根据进厂日期,比如2006/06/13进厂,算出06/13到06/30之间,有几个星期六,
就是从进厂的日期开始到这月结束,有多少个星期6
在线等,很急!
[解决办法]
declare @dtBegin datetime
declare @dtEnd datetime
declare @t table(dt datetime,name varchar(20))
set datefirst 1
set @dtBegin= '2006/06/13 '
set @dtEnd=getdate()
while @dtBegin <@dtEnd
begin
if datepart(weekday,@dtBegin)=6
begin
insert @t select @dtBegin, '星期六 '
end
set @dtBegin=@dtBegin+1
end
select count(*) from @t
[解决办法]
declare @dtBegin datetime
declare @dtEnd datetime
declare @t table(dt datetime,name varchar(20))
set datefirst 1
set @dtBegin= '2006/06/13 '
set @dtEnd=getdate()
while @dtBegin <@dtEnd
begin
if datepart(weekday,@dtBegin)=6
begin
insert @t select @dtBegin, '星期六 '
end
set @dtBegin=@dtBegin+1
end
select count(*) from @t
[解决办法]
if object_id( 'tempdb..#tmp ') is not null
drop table #tmp
set datefirst 1
GO
select top 30 id = identity(int,1,1) into #tmp from syscolumns,sysobjects
declare @Begin datetime,@End datetime
set @Begin = '2006/06/13 '
set @End = '2006/06/30 '
select dateadd(day,id,@Begin) from #tmp where
dateadd(day,id,@Begin) < @End and datepart(weekday,dateadd(day,id,@Begin)) = 6
drop table #tmp
/*结果
2006-06-17 00:00:00.000
2006-06-24 00:00:00.000
*/
[解决办法]
declare @s smalldatetime
set @s= '2007-01-03 '
select top 31 id=identity(int,0,1) into # from syscolumns
select count(1) a from
(select id,@s a,dateadd(weekday,id,@s) b,datename(weekday,dateadd(weekday,id,@s)) c from # a where dateadd(day,id,@s) <=cast(convert(varchar(8),dateadd(mm,1,@s),120)+ '01 ' as smalldatetime)) xx
where c= '星期六 '
drop table #
[解决办法]
declare @a datetime
set @a= '2006/06/13 '
declare @b datetime
set @b= '2006/06/30 '
declare @i int
set @i=0
while @a <@b
begin
if datepart(dw,@a)=7
begin
set @i=@i+1
end
set @a=dateadd(d,1,@A)
end
select @i
[解决办法]
-----------
2
(1 row(s) affected)
[解决办法]
如果你只要天数,我觉得以下的存储过程比较好:
create proc getSaturdayCount(
@dt datetime
)as
begin
declare @lastdateOfMonth datetime
--找出本月的最后一天
set @lastdateOfMonth=dateadd(day,-1,convert(char(8),dateadd(month,1,@dt),120)+ '1 ')

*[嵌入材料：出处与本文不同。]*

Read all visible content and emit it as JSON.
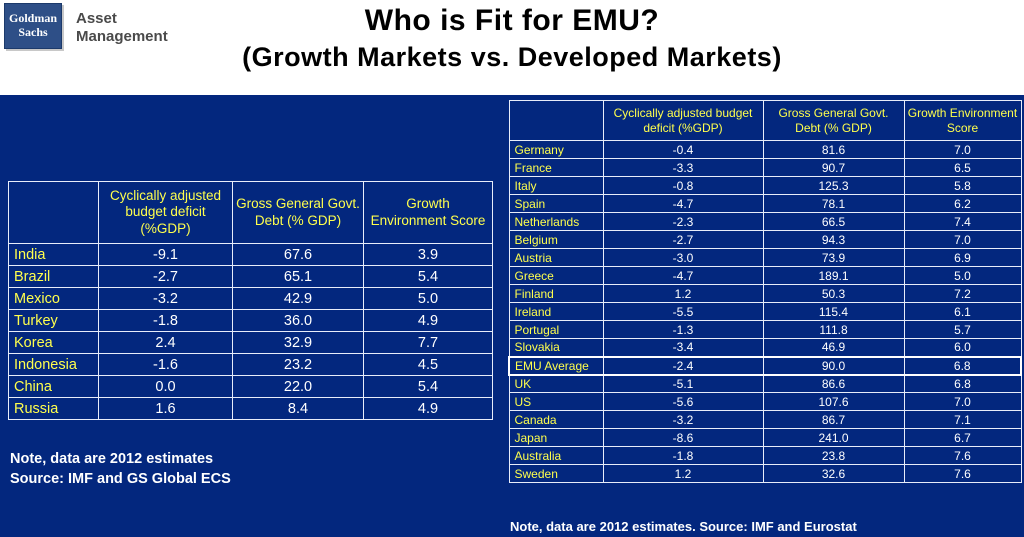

--本月的最后一天最后一天减去最近的一个星期六,得出最近的周六到月末的天数,再除以7,得有几个星期六
return (datediff(dd,@dt,@lastdateOfMonth)-(7-datepart(weekday,@dt)))/7
end
declare @r int
exec @r=getSaturdayCount '2006-6-13 '
print @r
[解决办法]
修改一下,忘了加上最近的一个星期六
------------------------------------------
create proc getSaturdayCount(
@dt datetime
)as
begin
declare @lastdateOfMonth datetime
--找出本月的最后一天
set @lastdateOfMonth=dateadd(day,-1,convert(char(8),dateadd(month,1,@dt),120)+ '1 ')
--本月的最后一天最后一天减去最近的一个星期六,得出最近的周六到月末的天数,再除以7,得有几个星期六
return (datediff(dd,@dt,@lastdateOfMonth)-(7-datepart(weekday,@dt)))/7+1
end
[解决办法]
create table #T (dtime datetime,[weekday] varchar(100))

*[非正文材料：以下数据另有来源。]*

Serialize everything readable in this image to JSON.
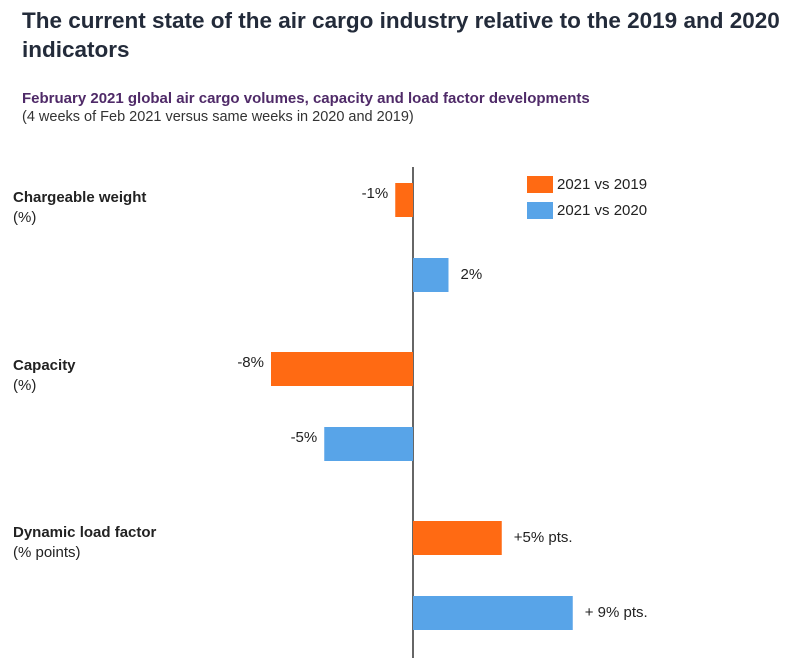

declare @startDtime datetime
declare @endDtime datetime
set @startDtime = '2006/06/13 '
set @endDtime = '2006/06/30 '
select datepart(dw,@startDtime)
while (@startDtime <= @endDtime)
begin
if(datepart(dw,@startDtime) = 6)
begin
insert into #T select @startDtime , 'Saturday '
end
select @startDtime =@startDtime+1
print @startDtime
end
select * from #T
drop table #T
----------------------------
2006-06-16 00:00:00.000Saturday
2006-06-23 00:00:00.000Saturday
2006-06-30 00:00:00.000Saturday
[解决办法]
create table #T (dtime datetime,[weekday] varchar(100))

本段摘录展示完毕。